Sunday, December 14, 2014

REVIEW: 'Brooklyn Nine-Nine' - Jake and Charles Spend a Lot of Time Together & Captain Holt Smiles in 'Stakeout'

FOX's Brooklyn Nine-Nine - Episode 2.11 "Stakeout"

Jake and Charles' bro-mance starts to crack when they volunteer for an eight-day stakeout in very close quarters. Meanwhile, Captain Holt's nephew, Marcus, comes to Brooklyn and captures Rosa's attention.




The characters on Brooklyn Nine-Nine are fun and it has been a great pleasure watching the show find new and creative ways to pair them together. The theme of "Stakeout" is seeing how the people at the precinct perceive their co-workers. It's an idea that is strong from the cold open to the very end. And yet, I don't think it challenged the core defining characteristics about these characters as strongly as they could have. It was still a largely enjoyable episode. It just probably could have been a lot stronger if it had a few more minutes.

Jake and Charles' partnership is a dynamic the show found early on in its life. They are willing to put up with the others' oddities because they have so much fun together and can trust each other on the job. And yet, putting them in a room together for a stakeout over several days is the biggest challenge they've ever had to deal with. They are fine putting up with the wacky ticks the other displays in small doses. But actually spending so much time with the other only makes all of those tiny things add up to one annoying person. Not only do they put an end to their friendship, they actually ruin the entire stakeout operation. The time they spend in the confined space is never really about the people they are spying on. It's about the increasingly annoying traits that they both exhibit. Across those seven or eight days, they are rapidly on the decline. They are willing to prove that they are friends who never fight and don't need Terry's suggestion of "alone time." But they are slowly slipping away from each other - by putting lists up on the wall of what the other can't do and then increasingly adding to it. It's almost astonishing that they got any work done considering they both spent so much time writing things down on the wall.
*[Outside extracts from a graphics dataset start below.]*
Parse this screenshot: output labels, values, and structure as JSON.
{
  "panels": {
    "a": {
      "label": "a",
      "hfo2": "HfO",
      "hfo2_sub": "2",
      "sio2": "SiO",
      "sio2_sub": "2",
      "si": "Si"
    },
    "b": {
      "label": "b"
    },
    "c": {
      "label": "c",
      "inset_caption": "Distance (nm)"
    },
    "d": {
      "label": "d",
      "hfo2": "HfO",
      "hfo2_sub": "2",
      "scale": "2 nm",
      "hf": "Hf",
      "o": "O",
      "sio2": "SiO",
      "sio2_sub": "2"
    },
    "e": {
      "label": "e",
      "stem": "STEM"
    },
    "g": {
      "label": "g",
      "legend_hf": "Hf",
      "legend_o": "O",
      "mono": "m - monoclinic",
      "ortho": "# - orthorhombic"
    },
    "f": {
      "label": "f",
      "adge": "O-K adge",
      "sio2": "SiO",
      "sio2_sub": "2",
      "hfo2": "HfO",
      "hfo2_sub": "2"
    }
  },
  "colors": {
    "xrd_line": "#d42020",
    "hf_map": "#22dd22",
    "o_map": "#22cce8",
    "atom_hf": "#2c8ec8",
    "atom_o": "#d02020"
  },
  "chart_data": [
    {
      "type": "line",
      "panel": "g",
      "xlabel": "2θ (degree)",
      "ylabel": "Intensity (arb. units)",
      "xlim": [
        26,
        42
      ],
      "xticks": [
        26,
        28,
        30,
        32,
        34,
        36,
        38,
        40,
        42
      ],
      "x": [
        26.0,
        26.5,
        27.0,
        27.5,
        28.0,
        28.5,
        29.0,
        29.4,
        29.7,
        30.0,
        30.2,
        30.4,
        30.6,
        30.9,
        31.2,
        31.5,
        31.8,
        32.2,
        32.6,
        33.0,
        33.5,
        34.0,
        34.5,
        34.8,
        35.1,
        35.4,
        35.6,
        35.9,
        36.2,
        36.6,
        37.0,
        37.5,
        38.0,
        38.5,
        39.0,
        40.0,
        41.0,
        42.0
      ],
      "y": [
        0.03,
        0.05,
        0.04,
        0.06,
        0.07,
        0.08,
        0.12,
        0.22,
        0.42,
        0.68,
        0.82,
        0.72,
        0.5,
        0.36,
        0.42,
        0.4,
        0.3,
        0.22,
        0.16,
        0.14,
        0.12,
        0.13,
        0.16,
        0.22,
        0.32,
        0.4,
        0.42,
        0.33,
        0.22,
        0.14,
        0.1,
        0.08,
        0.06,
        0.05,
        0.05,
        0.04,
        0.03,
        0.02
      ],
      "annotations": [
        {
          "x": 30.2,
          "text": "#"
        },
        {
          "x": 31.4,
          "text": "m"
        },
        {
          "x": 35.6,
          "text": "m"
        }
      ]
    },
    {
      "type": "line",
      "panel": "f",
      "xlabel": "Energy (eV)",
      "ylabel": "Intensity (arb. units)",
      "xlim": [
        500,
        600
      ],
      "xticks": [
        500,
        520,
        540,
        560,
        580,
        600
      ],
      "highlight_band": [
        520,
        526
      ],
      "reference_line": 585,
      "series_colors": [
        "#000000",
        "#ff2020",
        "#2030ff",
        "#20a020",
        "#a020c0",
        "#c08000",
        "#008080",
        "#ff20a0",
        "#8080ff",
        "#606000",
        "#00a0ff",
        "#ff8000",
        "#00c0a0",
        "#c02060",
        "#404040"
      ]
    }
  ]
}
Things get so bad that they both want to end their friendship and Jake asks for a new partner. It's only after they miraculously catch the bad guy and have each other's back on the job do they remember how much they appreciate the other. Jake really does say it best in that they are like brothers. It is a sweet moment to end on. It was also a necessary beat for this plot because I really did not want to sit through a couple of episodes were Jake and Charles weren't friends. As the plot for just one episode, it works.

The two subsequent subplots both had strong ideas but not enough actual plot. Terry is making a birthday present for his girls in the form of a book featuring characters who resemble the various people at the precinct. Amy and Gina both read it and don't like the way they are depicted as being a pushover and a bitch respectively. It's just a children's book after all. We know that Terry respects both of these women and their friendship. So it seems kinda foolish that Amy and Gina would both get so insincere about the way Terry might see them.

And then, Captain Holt's nephew, Marcus (special guest star Nick Cannon), stops by as a new native to the city and sparks immediately start flying between him and Rosa. It's nice to see her be the focus of a romantic subplot after spending the first part of the season busy with her drug task force. It puts the character out of her element a little bit. We've never really seen the romantic side to Rosa. It's still very mysterious. But we now have the potential to learn more. It pairs Holt and Rosa together in a weird way. Their morning after bump-in at the Holt house was awkward but very hilarious. Holt simply could not understand seeing one of his detectives walking down the stairs after his nephew. They sort things out in the end - but it's only to agree not to talk about this with each other. That's certainly the way both would handle this situation. And yet, I'm really intrigued to see how Rosa and Marcus interact together and if this is a romance that could be a recurring thing - or just a one-time hookup.

Some more thoughts:
  • "Stakeout" was written by Laura McCreary & Tricia McAlpin and directed by Tristram Shapeero.
  • I continue to enjoy the show's commitment to Holt discovering the Wuntch-lunch connection. He stayed up all night and that's still the best jab he could think of.
  • The cold open works so well because Holt is vastly different than how he usually is. It's all because of his relationship with Wuntch. He is smiling and it's up to Jake to suggest doing the mature thing and not say anything at all.
  • Hitchcock really wants to be Jake's new best friend whenever Charles is out of the way.
  • I love that Marcus can figure out who everyone is in the precinct simply by what his uncle has told them. You don't have to be a detective to solve that one.
  • Holt to Wuntch: "Wuntch time is over. Boom, did it! Haha! Had it both ways. No regrets."